Clinical and molecular features of responders to PD-1 blockade for patients with microsatellite instability high or mismatch repair deficient advanced gastrointestinal tumors.

Abstract

e16550 Background: An anti-PD-1 inhibitor pembrolizumab showed a durable response for patients with microsatellite instability high (MSI-H) or mismatch repair deficient (dMMR) advanced solid tumors. However, clinical and molecular features of responders to PD-1 blockade for MSI-H/dMMR advanced gastrointestinal (GI) tumors are not well understood. Methods: Patients with MSI-H/dMMR GI tumors who received anti‒PD-1 monotherapy were enrolled in this study. PD-L1 expression in tumor cells or immune cells as well as combined positive score (CPS) were assessed using the PDL1 IHC 22C3 pharmDx assay. Cancer genome alterations were evaluated by a next generation sequencing-based panel with Oncomine Comprehensive Assay for tumor tissue samples or Guardant360 ctDNA Assay for plasma samples. Results: A total of 43 patients with gastric cancer (n = 19), colorectal cancer (n = 16), cholangiocarcinoma (n = 4), small intestine cancer (n = 2) and pancreatic cancer (n = 2) were analyzed in this study. All patients had measurable lesions and objective response was observed in 20 patients (46%). Objective response rate (ORR) was significantly higher in patients with ECOG PS of 0 than in those with PS of 1 or 2 (64% vs. 22%, p = 0.01) and PD-L1+ in tumor cells than in those with PD-L1- in tumor cells (67% vs. 32%, p = 0.03). ORR was similar according to PD-L1 CPS; 45% in CPS < 1, 47% in CPS ≥1 and 56% in CPS ≥10, respectively. ORR was numerically lower in patients with PTEN mutation than in those with PTEN wild type (29% vs. 56%).
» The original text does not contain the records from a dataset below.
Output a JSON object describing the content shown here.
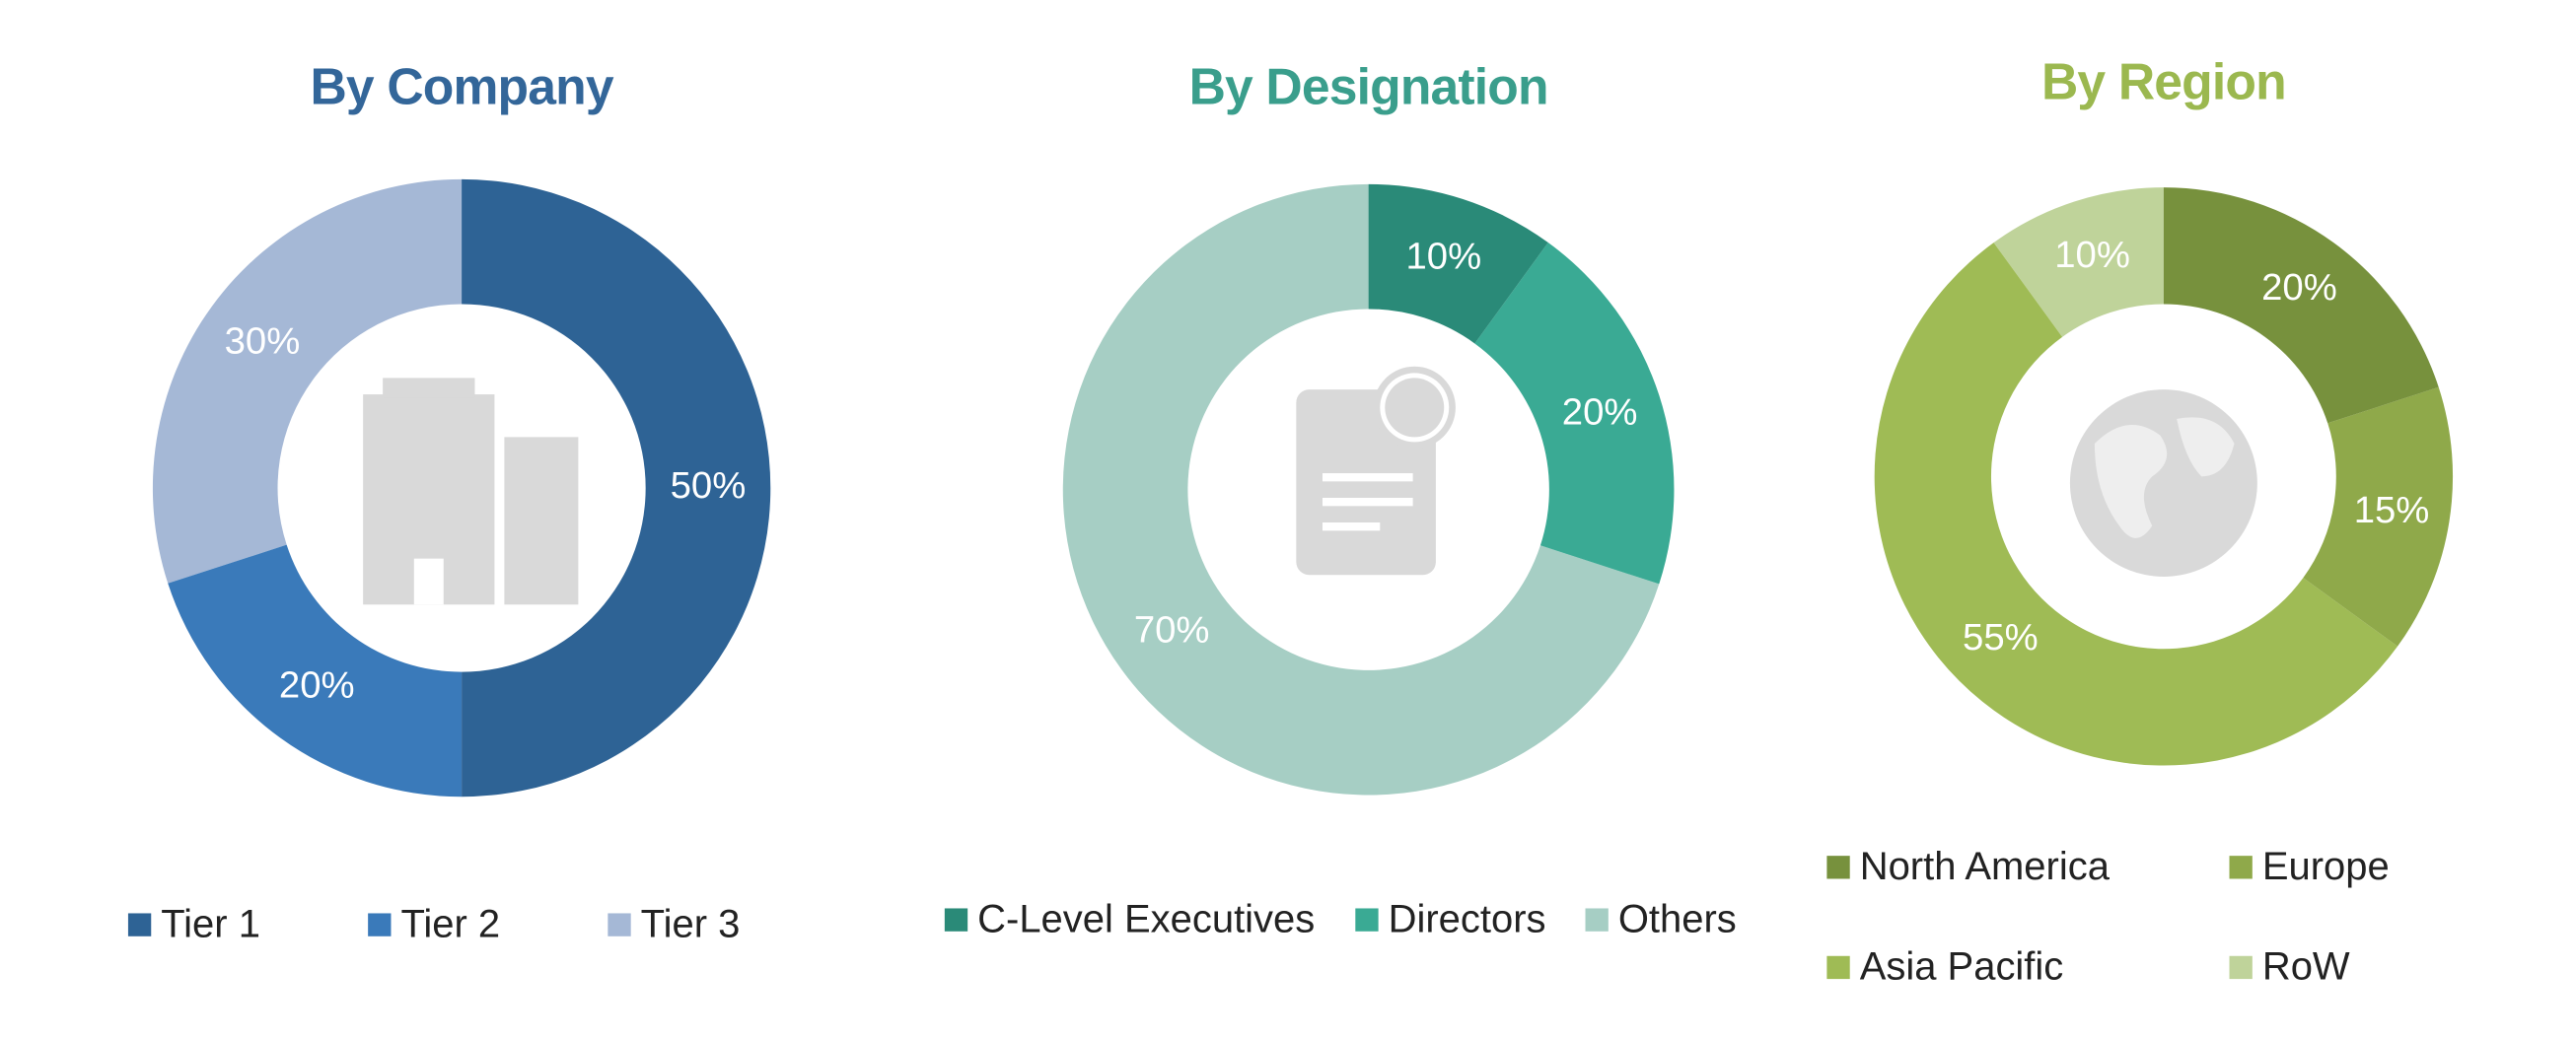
{
  "chart_data": [
    {
      "type": "donut",
      "title": "By Company",
      "title_color": "#336699",
      "categories": [
        "Tier 1",
        "Tier 2",
        "Tier 3"
      ],
      "values": [
        50,
        20,
        30
      ],
      "value_labels": [
        "50%",
        "20%",
        "30%"
      ],
      "colors": [
        "#2e6395",
        "#3a7aba",
        "#a5b8d6"
      ]
    },
    {
      "type": "donut",
      "title": "By Designation",
      "title_color": "#3a9e8c",
      "categories": [
        "C-Level Executives",
        "Directors",
        "Others"
      ],
      "values": [
        10,
        20,
        70
      ],
      "value_labels": [
        "10%",
        "20%",
        "70%"
      ],
      "colors": [
        "#2a8a78",
        "#3aaa94",
        "#a6cec4"
      ]
    },
    {
      "type": "donut",
      "title": "By Region",
      "title_color": "#9bb84f",
      "categories": [
        "North America",
        "Europe",
        "Asia Pacific",
        "RoW"
      ],
      "values": [
        20,
        15,
        55,
        10
      ],
      "value_labels": [
        "20%",
        "15%",
        "55%",
        "10%"
      ],
      "colors": [
        "#77913d",
        "#8fa94a",
        "#9fbb55",
        "#bfd39a"
      ]
    }
  ]
}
Also, durable response rate (objective response lasting continuously ≥6 months) was significantly lower in patients with PTEN mutation than in those with PTEN wild type (0% vs. 52%, p = 0.03). In the overall population, median progression-free survival (PFS) was 10.0 months (95% CI, 4.0-not reached). In univariate analysis, PS (1 or 2 vs. 0) was the strongest clinical factor associated with PFS (3.9 months vs. not reached, HR 3.9; 95% CI 1.7-9.2, p = 0.002). After adjusted by PS, PTEN mutation was only molecular factor associated with shorter PFS (3.4 vs. 24.5 months, HR 3.0; 95% CI 1.1-8.4, p = 0.03). Conclusions: Some clinical and molecular factors were associated with response to PD-1 blockade for MSI-H/dMMR advanced GI tumors. Updated biomarker analysis with whole exome sequencing and multiplex IHC will be presented.